It is not often that retail stores unexpectedly lock their doors during business hours. More common, unfortunately, is the closing of on-line businesses due to equipment failure.
Companies running large Web sites face many challenges trying to keep their sites up and running 24 by 7. No one knows this better than Greg Weir, the Web master at Tucows in Toronto.
The site, which offers a mixture of editorial content, software, e-commerce services, music and a domain name registration service, has up to a 100 million page views per month, Weir said. That’s a lot of traffic, and there would be a lot of unhappy customers if the site went down for even an hour.
A study done by Forrester Research Inc. in January found that companies such as Dell, Cisco and Intel, which make US$30 to US$35 million dollars a day in revenue, can lose up to US$1.5 million dollars of revenue an hour when they are down. Other costs, which can’t be measured, include stock devaluation and a blow to reputation.
That’s why Tucows was careful when it came time to construct its Web site, in an effort to take into account everything that could go wrong.
And just about everything can go wrong, said Doug Hadden, the senior product manager for SiteAssure at Platform Computing Corp. in Markham, Ont. He went over some of the challenges faced by companies such as Tucows at a presentation at ISPCON in Toronto last month.
From a customer’s perspective, not being available is like being out of business, Hadden said.
Complex sites are multi-tiered, cluttered with heterogeneous devices and have a multitude of users in different time zones. And most Web companies are also dealing with limited budgets and a lack of IT expertise.
“One of the biggest issues is the fact that you may not have cross-platform expertise. It’s very difficult for you to find these mythical creatures that understand all your operating systems and components in your network,” Hadden said.
Although it’s sometimes possible to predict peak hours, a quick mention of your site in a chat room can unexpectedly drive up the number of hits a site experiences. This means the sites have to be prepared for hits to increase dramatically and unexpectedly.
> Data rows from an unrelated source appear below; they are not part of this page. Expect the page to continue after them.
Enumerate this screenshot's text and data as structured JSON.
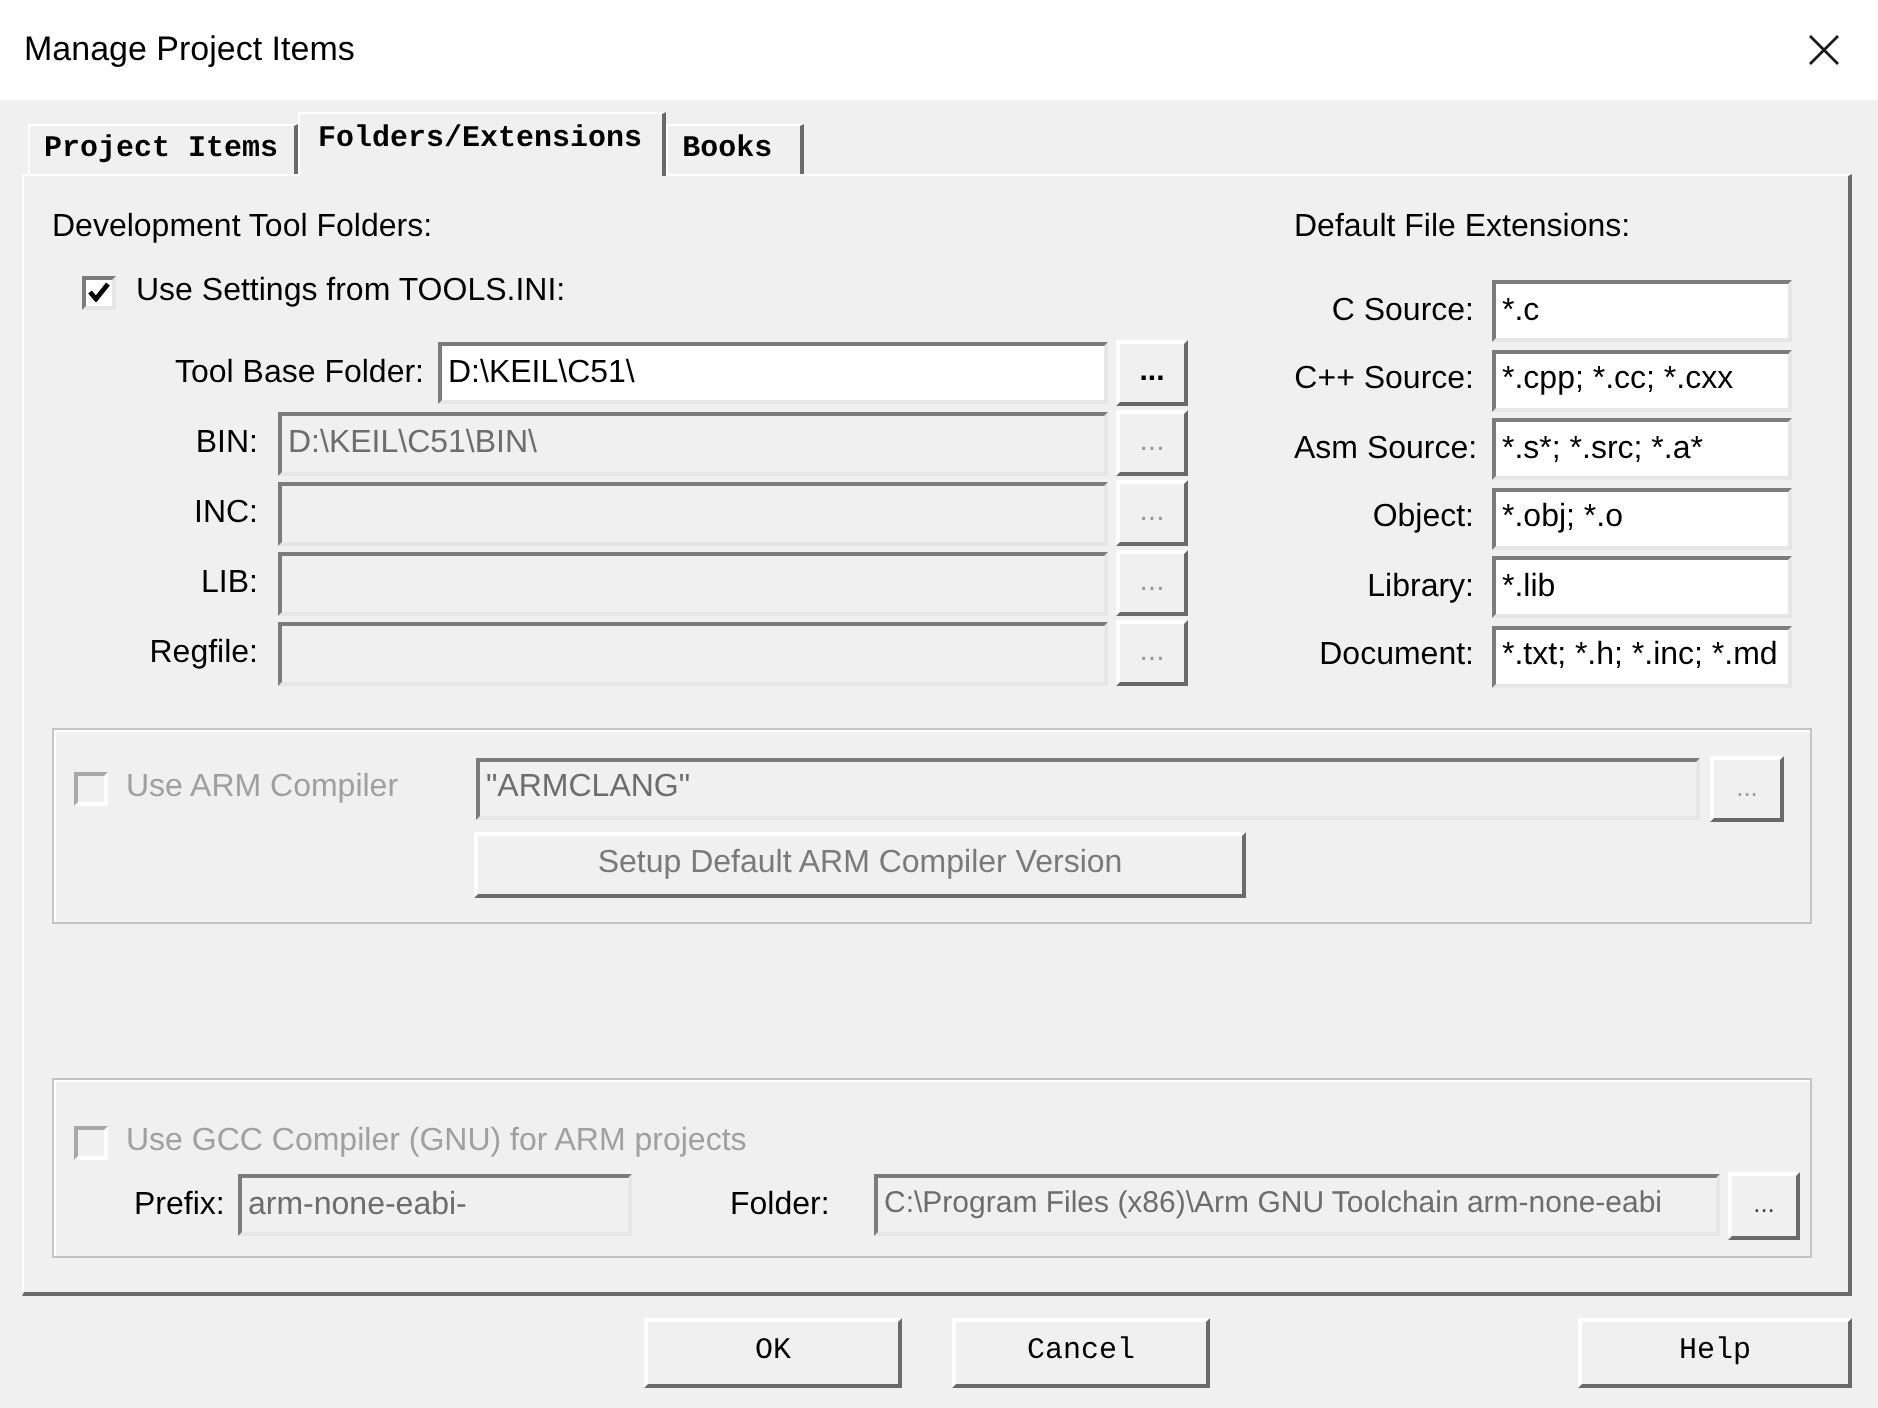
{
  "window": {
    "title": "Manage Project Items"
  },
  "tabs": [
    {
      "label": "Project Items",
      "selected": false
    },
    {
      "label": "Folders/Extensions",
      "selected": true
    },
    {
      "label": "Books",
      "selected": false
    }
  ],
  "tool_folders": {
    "heading": "Development Tool Folders:",
    "use_tools_ini": {
      "label": "Use Settings from TOOLS.INI:",
      "checked": true
    },
    "fields": [
      {
        "label": "Tool Base Folder:",
        "value": "D:\\KEIL\\C51\\",
        "disabled": false,
        "browse": "..."
      },
      {
        "label": "BIN:",
        "value": "D:\\KEIL\\C51\\BIN\\",
        "disabled": true,
        "browse": "..."
      },
      {
        "label": "INC:",
        "disabled": true,
        "browse": "..."
      },
      {
        "label": "LIB:",
        "disabled": true,
        "browse": "..."
      },
      {
        "label": "Regfile:",
        "disabled": true,
        "browse": "..."
      }
    ]
  },
  "file_extensions": {
    "heading": "Default File Extensions:",
    "fields": [
      {
        "label": "C Source:",
        "value": "*.c"
      },
      {
        "label": "C++ Source:",
        "value": "*.cpp; *.cc; *.cxx"
      },
      {
        "label": "Asm Source:",
        "value": "*.s*; *.src; *.a*"
      },
      {
        "label": "Object:",
        "value": "*.obj; *.o"
      },
      {
        "label": "Library:",
        "value": "*.lib"
      },
      {
        "label": "Document:",
        "value": "*.txt; *.h; *.inc; *.md"
      }
    ]
  },
  "arm_compiler": {
    "label": "Use ARM Compiler",
    "checked": false,
    "disabled": true,
    "compiler": "\"ARMCLANG\"",
    "browse": "...",
    "setup_button": "Setup Default ARM Compiler Version"
  },
  "gcc_compiler": {
    "label": "Use GCC Compiler (GNU) for ARM projects",
    "checked": false,
    "disabled": true,
    "prefix": {
      "label": "Prefix:",
      "value": "arm-none-eabi-"
    },
    "folder": {
      "label": "Folder:",
      "value": "C:\\Program Files (x86)\\Arm GNU Toolchain arm-none-eabi"
    },
    "browse": "..."
  },
  "buttons": [
    {
      "label": "OK"
    },
    {
      "label": "Cancel"
    },
    {
      "label": "Help"
    }
  ]
}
“In the old days, when you had a mainframe, you knew where the problem was if you had a performance issue. Today, with the idea of being able to plug in various components (and) various servers at various levels of your environment, you’ve added a whole tier of complexity that you didn’t have before,” Hadden said.
In order to deal with these myriad problems, companies need to take the time to design their systems properly, said Carl Howe, the e-business infrastructure research director at Cambridge, Mass.-based Forrester Research.
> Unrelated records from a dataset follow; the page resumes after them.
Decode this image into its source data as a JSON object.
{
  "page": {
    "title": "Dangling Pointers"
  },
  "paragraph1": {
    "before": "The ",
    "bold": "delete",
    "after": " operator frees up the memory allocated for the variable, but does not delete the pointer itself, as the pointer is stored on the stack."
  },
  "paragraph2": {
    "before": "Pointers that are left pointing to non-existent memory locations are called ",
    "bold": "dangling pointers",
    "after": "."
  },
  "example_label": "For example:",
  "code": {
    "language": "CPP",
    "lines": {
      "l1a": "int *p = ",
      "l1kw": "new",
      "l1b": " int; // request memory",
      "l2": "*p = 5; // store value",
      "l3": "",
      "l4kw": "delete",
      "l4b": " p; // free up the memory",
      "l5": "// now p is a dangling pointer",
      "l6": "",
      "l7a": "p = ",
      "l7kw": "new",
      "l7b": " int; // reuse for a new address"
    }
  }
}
“You’ve got to design that stuff in, not just say, ‘Well, I want my uptime to be higher, I think I’ll buy this other product.’ That doesn’t get you there,” he said.
Tucows, for one, took the time.
The company, who’s name initially stood for The Ultimate Collection of Winsock Software, has an extensive worldwide network with about 750 affiliates in over 1,200 locations around the world.
Their content is distributed on dumb edge devices from core machines. Tucows owns the core boxes, but the affiliates, which include ISPs, telephone companies and cable companies, own the mirroring boxes. The affiliates primarily run Linux, although some also run various flavours Unix, and a few have Windows NT boxes.
Tucows found it wasn’t possible to mandate the type of operating systems and software their affiliates chose to run.
“At one point, we asked our affiliates to run a particular version of Red Hat Linux, and we found that at that point a large number of them favoured a different distribution of Linux, or they liked Solaris, or they liked whatever,” Weir said.
The hardware is provided by the affiliates but the content is provided by Tucows through its core boxes. This content is locked up in a firewall and is actually sourced from a database that Tucows refers to as the “playground.” That database is dumped on a daily basis to Tucow’s Web servers, which host an exact duplicate of the database content.
“That way we don’t have to worry about network traffic to the other machines,” Weir explained.
A load balancing machine connects to various servers that send out ad content. “Since the only content we have out there is on the Web, we only need to monitor port 80. And we need to monitor the content as well as the availability. We want to make sure that our affiliate sites have the most up-to-date content,” Weir said.
A Perl-based crawler monitors Web site availability and constantly connects to the affiliates to check if certain files are present. The time stamp on the files is also checked to make sure the mirroring is complete. A MySQL database is updated with site status.
“We have redundancy built into the network. By definition, our network is the ultimate redundancy because all of our content is on hundreds of Web servers around the world,” Weir said.
According to Forrester’s Howe, the most common cause of Web downtime is operation issues, not the more commonly reported attacks by crackers. Well-designed sites have multiple data centres and no single points of failure, he said.
“They run over 300 servers just to ensure that if any one server goes down, the others can pick up the slack. They run a tiered architecture whereby they’ve got separate servers for the Web site and then separate servers for transactions and separate servers for databases,” he continued.
Sites should also be designed for fail-overs so geographical issues, such as tornadoes in Kansas, don’t bring down the site.
But it’s also possible to go too far.
“Once you get past the three nines, 99.9 per cent availability, you’re reaching the point where you’re spending more on infrastructure than the additional revenue that you’re getting back. You get a cross-over point. If you take this to the absurd extreme – take the five nines, for example – you’re spending like $2,000 in infrastructure cost to get the next dollar’s-worth of revenue from uptime. You’ve reached the point of diminishing returns,” Howe said.
Tucows has hit what Howe would consider an ideal uptime – 99.9 per cent.